Fed Report Splashes Cold Water on Those Hoping for Quick Recovery

By:
Chris Gaetano
Published Date:
May 28, 2020
The Federal Reserve's most recent report on the country's economic climate shows pain and devastation virtually everywhere, despite partial reopenings in certain areas.

The report finds distress in virtually every part of the economy, noting that overall activity declined in all districts, sharply in most, reflecting the damage wrought by the global pandemic. Consumer spending fell further, especially in leisure and hospitality, as did manufacturing activity, residential home sales, construction activity, agricultural conditions and energy activity. Further, the report highlighted the rising number of retail tenants deferring or missing payments. While car sales did improve slightly since the Fed's last report, it noted that they were still far lower than this time last year.

Wages were a mixed bag. The report said that some businesses are cutting pay as they deal with the pandemic's fallout, while others are implementing temporary wage increases for essential staff. Overall employment, though, is way down, echoing this week's unemployment report. The report also noted that prices in many areas are actually lowering in response to decreased demand for items such as fuel, steel, and clothing; on the other hand, prices are rising on groceries, which people are buying in huge amounts.

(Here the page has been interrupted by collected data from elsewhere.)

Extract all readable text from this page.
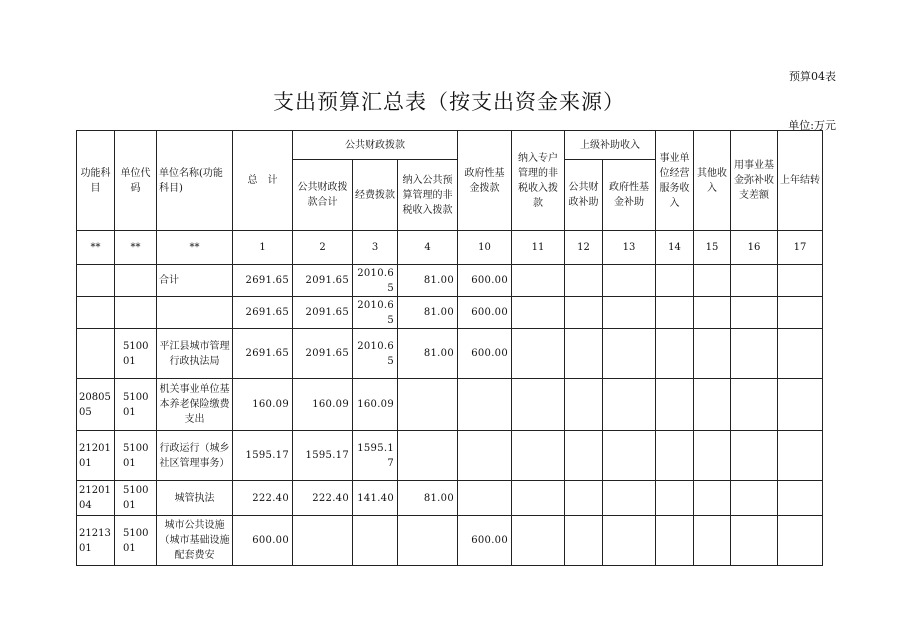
预算04表
支出预算汇总表（按支出资金来源）
单位:万元
功能科目	单位代码	单位名称(功能科目)	总　计	公共财政拨款			政府性基金拨款	纳入专户管理的非税收入拨款	上级补助收入		事业单位经营服务收入	其他收入	用事业基金弥补收支差额	上年结转
				公共财政拨款合计	经费拨款	纳入公共预算管理的非税收入拨款			公共财政补助	政府性基金补助				
**	**	**	1	2	3	4	10	11	12	13	14	15	16	17
		合计	2691.65	2091.65	2010.65	81.00	600.00							
			2691.65	2091.65	2010.65	81.00	600.00							
	510001	平江县城市管理行政执法局	2691.65	2091.65	2010.65	81.00	600.00							
2080505	510001	机关事业单位基本养老保险缴费支出	160.09	160.09	160.09									
2120101	510001	行政运行（城乡社区管理事务）	1595.17	1595.17	1595.17									
2120104	510001	城管执法	222.40	222.40	141.40	81.00								
2121301	510001	城市公共设施（城市基础设施配套费安	600.00				600.00							
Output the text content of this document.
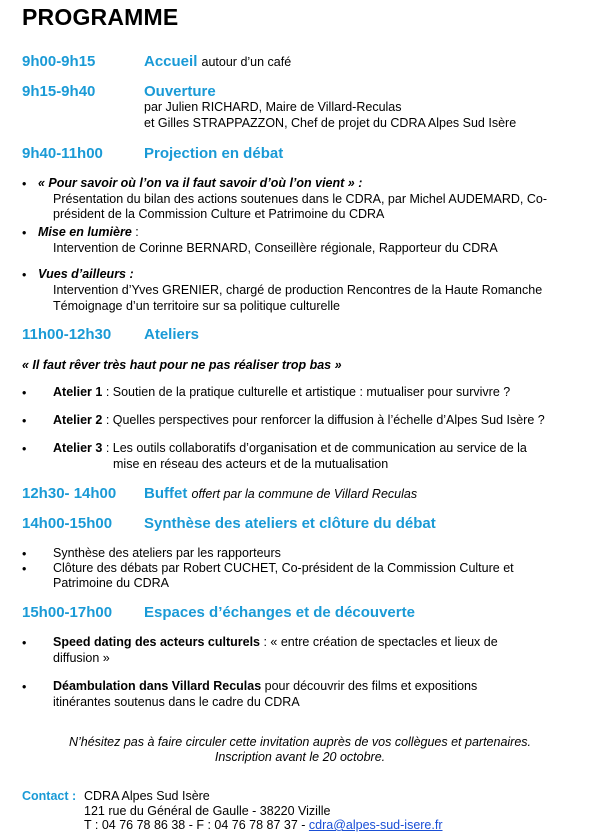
PROGRAMME
9h00-9h15	Accueil autour d’un café
9h15-9h40	Ouverture
par Julien RICHARD, Maire de Villard-Reculas
et Gilles STRAPPAZZON, Chef de projet du CDRA Alpes Sud Isère
9h40-11h00	Projection en débat
• « Pour savoir où l’on va il faut savoir d’où l’on vient » :
Présentation du bilan des actions soutenues dans le CDRA, par Michel AUDEMARD, Co-
président de la Commission Culture et Patrimoine du CDRA
• Mise en lumière :
Intervention de Corinne BERNARD, Conseillère régionale, Rapporteur du CDRA
• Vues d’ailleurs :
Intervention d’Yves GRENIER, chargé de production Rencontres de la Haute Romanche
Témoignage d’un territoire sur sa politique culturelle
11h00-12h30 Ateliers
« Il faut rêver très haut pour ne pas réaliser trop bas »
• Atelier 1 : Soutien de la pratique culturelle et artistique : mutualiser pour survivre ?
• Atelier 2 : Quelles perspectives pour renforcer la diffusion à l’échelle d’Alpes Sud Isère ?
• Atelier 3 : Les outils collaboratifs d’organisation et de communication au service de la
mise en réseau des acteurs et de la mutualisation
12h30- 14h00 Buffet offert par la commune de Villard Reculas
14h00-15h00 Synthèse des ateliers et clôture du débat
• Synthèse des ateliers par les rapporteurs
• Clôture des débats par Robert CUCHET, Co-président de la Commission Culture et
Patrimoine du CDRA
15h00-17h00 Espaces d’échanges et de découverte
• Speed dating des acteurs culturels : « entre création de spectacles et lieux de
diffusion »
• Déambulation dans Villard Reculas pour découvrir des films et expositions
itinérantes soutenus dans le cadre du CDRA
N’hésitez pas à faire circuler cette invitation auprès de vos collègues et partenaires.
Inscription avant le 20 octobre.
Contact : CDRA Alpes Sud Isère
121 rue du Général de Gaulle - 38220 Vizille
T : 04 76 78 86 38 - F : 04 76 78 87 37 - cdra@alpes-sud-isere.fr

The report noted that, among all the Federal Reserve banks, few expect a strong, fast recovery and instead believe it could take years before the economy heals from the damage. This puts central bankers at odds with Wall Street traders, who have been driving up major stock indices on the hopes that the worst is over and the country will soon get back to normal. in addition, a recent poll of U.S. executives found that 74 percent are very or somewhat confident in the economy despite the global pandemic.

The New York regional economy was a microcosm of the national conditions. The New York Fed reported that the economy has once again contracted substantially, employment continued to decline, wages were mixed but mostly down, and businesses are facing growing price pressures on both the input and sales sides. In terms of its hope for a recovery, however, the New York Fed parted from most, saying that it is now less pessimistic about the near-term outlook than it was before, expecting modest improvement in manufacturing, construction, real estate and health services. This is despite factors like consumer spending continuing to fall, the tourism and travel industry continuing to see very little business, home sale and leasing activity remaining down, as well as downturns in commercial leasing and construction activity, and banks reporting rising delinquencies.

The grim report came out around the same time that the Commerce Department reported that its initial estimates to U.S. GDP loss was actually too low and revised the damage upwards from 4.8 to 5 percent in the first quarter, according to CNBC. It is the biggest decline since 2008, when GDP dropped by 8.4 percent at the end of the year. The current crisis, however, might blow well past that number once second-quarter figures come in, with Deutsche Bank and JPMorgan both anticipating a drop of 40 percent.